ELA is Printed, Not Borrowed

A member of the fourth estate passed on to me a “Background Briefing” from the government on promissory notes.

It contains the following sentence: “The Central Banks (sic) had to borrow this Cash to give to Anglo and has a resultant liability that it must repay.”

This is not true. ELA funds were not borrowed by the Central Bank from the ECB or the rest of the Eurosystem. They were created by the Central Bank of Ireland and provided as a credit to Anglo’s reserve account. To the extent that Anglo used this money to pay off people with foreign bank accounts, the liability will have switched from being a reserve liability to an Intra-Eurosystem (i.e. Target2) liability.

Furthermore, as central bank economists throughout Europe have been saying time and again over the past year (e.g. this piece by two Bundesbank economists) Target2 balances simply reflect the outcome of private decentralised transactions and there is no system whereby a Target2 creditor is under an obligation to “repay” the Target2 liabilities under any particular time-frame.

The long-winded version of this point is on page 14 of my recent briefing paper:

The reason I have described Intra-Eurosystem transactions in such detail is that there has been some confusion in media and political circles in relation to the nature of the ELA issuance.  A number of media stories have reported that “the ELA money was borrowed from the ECB”. This is not the case. The ECB does not issue money at all as this task is delegated in the Eurosystem to national central banks.

A more subtle version of the “ELA was borrowed from the ECB” claim was provided in an answer to a parliamentary question by the Irish Minister for Finance, Michael Noonan, on January 31, 2012. Mr. Noonan stated that “ELA is itself funded by the CBI through Intra-Eurosystem liabilities”.
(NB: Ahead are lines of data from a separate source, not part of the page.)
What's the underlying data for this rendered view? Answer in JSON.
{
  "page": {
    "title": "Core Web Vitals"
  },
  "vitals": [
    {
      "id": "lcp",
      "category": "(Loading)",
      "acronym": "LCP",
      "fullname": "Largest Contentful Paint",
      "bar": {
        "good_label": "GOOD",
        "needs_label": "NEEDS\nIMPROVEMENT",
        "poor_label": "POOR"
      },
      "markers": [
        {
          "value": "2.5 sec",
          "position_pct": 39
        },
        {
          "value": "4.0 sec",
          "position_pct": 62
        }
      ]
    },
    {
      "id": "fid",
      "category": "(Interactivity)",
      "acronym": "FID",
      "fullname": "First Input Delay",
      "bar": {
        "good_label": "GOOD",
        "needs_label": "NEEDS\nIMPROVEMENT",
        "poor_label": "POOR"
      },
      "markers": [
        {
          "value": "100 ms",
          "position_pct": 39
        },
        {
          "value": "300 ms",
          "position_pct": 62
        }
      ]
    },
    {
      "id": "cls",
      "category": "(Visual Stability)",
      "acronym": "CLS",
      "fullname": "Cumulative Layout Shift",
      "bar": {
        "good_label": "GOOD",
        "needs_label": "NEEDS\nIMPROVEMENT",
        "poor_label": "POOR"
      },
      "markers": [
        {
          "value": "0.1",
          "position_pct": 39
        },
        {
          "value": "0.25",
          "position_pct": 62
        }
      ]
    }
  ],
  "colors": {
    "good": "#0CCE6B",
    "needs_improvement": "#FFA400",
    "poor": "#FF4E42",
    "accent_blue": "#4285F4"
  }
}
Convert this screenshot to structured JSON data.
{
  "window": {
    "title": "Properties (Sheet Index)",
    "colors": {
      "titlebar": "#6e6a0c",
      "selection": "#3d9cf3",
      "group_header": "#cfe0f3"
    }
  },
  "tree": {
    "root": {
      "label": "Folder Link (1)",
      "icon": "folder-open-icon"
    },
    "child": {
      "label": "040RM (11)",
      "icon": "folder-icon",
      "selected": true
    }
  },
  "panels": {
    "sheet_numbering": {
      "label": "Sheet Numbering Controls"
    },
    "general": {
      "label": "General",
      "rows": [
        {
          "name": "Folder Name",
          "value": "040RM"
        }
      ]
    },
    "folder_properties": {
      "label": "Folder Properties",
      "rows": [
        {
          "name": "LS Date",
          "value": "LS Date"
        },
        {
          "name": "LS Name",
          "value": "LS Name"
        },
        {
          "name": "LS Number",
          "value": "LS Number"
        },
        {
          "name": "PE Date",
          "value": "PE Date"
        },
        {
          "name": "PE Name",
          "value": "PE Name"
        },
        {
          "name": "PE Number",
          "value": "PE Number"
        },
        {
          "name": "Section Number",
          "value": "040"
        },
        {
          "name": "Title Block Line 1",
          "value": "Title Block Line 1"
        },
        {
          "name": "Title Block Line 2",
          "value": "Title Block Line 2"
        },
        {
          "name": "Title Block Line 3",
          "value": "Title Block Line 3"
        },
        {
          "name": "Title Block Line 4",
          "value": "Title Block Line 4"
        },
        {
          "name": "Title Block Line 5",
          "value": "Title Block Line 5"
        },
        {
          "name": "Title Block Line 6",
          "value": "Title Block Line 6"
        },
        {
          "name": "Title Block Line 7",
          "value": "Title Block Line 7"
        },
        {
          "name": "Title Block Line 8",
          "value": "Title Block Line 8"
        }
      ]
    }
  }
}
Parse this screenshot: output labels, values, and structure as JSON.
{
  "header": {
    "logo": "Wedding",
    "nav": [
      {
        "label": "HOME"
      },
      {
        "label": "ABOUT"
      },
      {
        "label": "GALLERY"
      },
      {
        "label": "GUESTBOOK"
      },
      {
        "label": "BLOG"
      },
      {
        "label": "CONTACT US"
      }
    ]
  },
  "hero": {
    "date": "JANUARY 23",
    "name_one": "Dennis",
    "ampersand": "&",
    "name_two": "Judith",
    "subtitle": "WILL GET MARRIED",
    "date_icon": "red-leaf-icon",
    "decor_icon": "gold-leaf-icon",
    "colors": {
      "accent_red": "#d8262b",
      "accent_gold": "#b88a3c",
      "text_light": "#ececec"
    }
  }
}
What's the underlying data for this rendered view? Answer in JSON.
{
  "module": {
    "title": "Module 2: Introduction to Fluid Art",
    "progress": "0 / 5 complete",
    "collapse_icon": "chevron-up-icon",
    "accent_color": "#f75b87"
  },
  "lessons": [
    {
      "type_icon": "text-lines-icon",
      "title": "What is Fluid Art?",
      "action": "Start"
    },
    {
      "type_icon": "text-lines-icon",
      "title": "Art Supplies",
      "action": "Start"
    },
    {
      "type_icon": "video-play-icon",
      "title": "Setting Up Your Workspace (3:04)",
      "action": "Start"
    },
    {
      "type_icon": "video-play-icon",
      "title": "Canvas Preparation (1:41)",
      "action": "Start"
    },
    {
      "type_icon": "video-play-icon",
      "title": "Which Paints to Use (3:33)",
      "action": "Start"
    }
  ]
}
The word “funded” can have an elastic meaning. However, this answer suggests an interpretation in which the appearance of an ELA asset on the Central Bank of Ireland’s balance sheet is accompanied by an increase in Intra-Eurosystem liabilities. It is my understanding that this is not the case. At the moment of “conception”, so to speak, of the ELA, the corresponding increase in liabilities is a credit to the reserve account of the bank receiving the ELA loans.  Only if that bank then uses its ELA funds to transfer money to bank accounts outside Ireland does the Central Bank of Ireland’s balance sheet start to show an increase in Intra-Eurosystem liabilities.

Because the IBRC appears to have used the vast majority of its ELA loans to pay off foreign bondholders and people moving their deposits outside of Ireland, there is little doubt that the issuance of ELA has led to a significant increase in the Central Bank’s Intra-Eurosystem liabilities. However, it is not accurate to describe the ELA as having been either “borrowed from the ECB” or to describe an increase in “Intra-Eurosystem Liabilities” as the source of the funds.

There are lots of reasons why the ELA needs to be repaid, so why persevere with this false one? As far as I can see, there are two possible explanations for the continued use of  this talking point. Either the officials who draft these briefing notes don’t understand how ELA works or else they do understand but feel that the “money was borrowed from the ECB” line will provide a good excuse on March 31.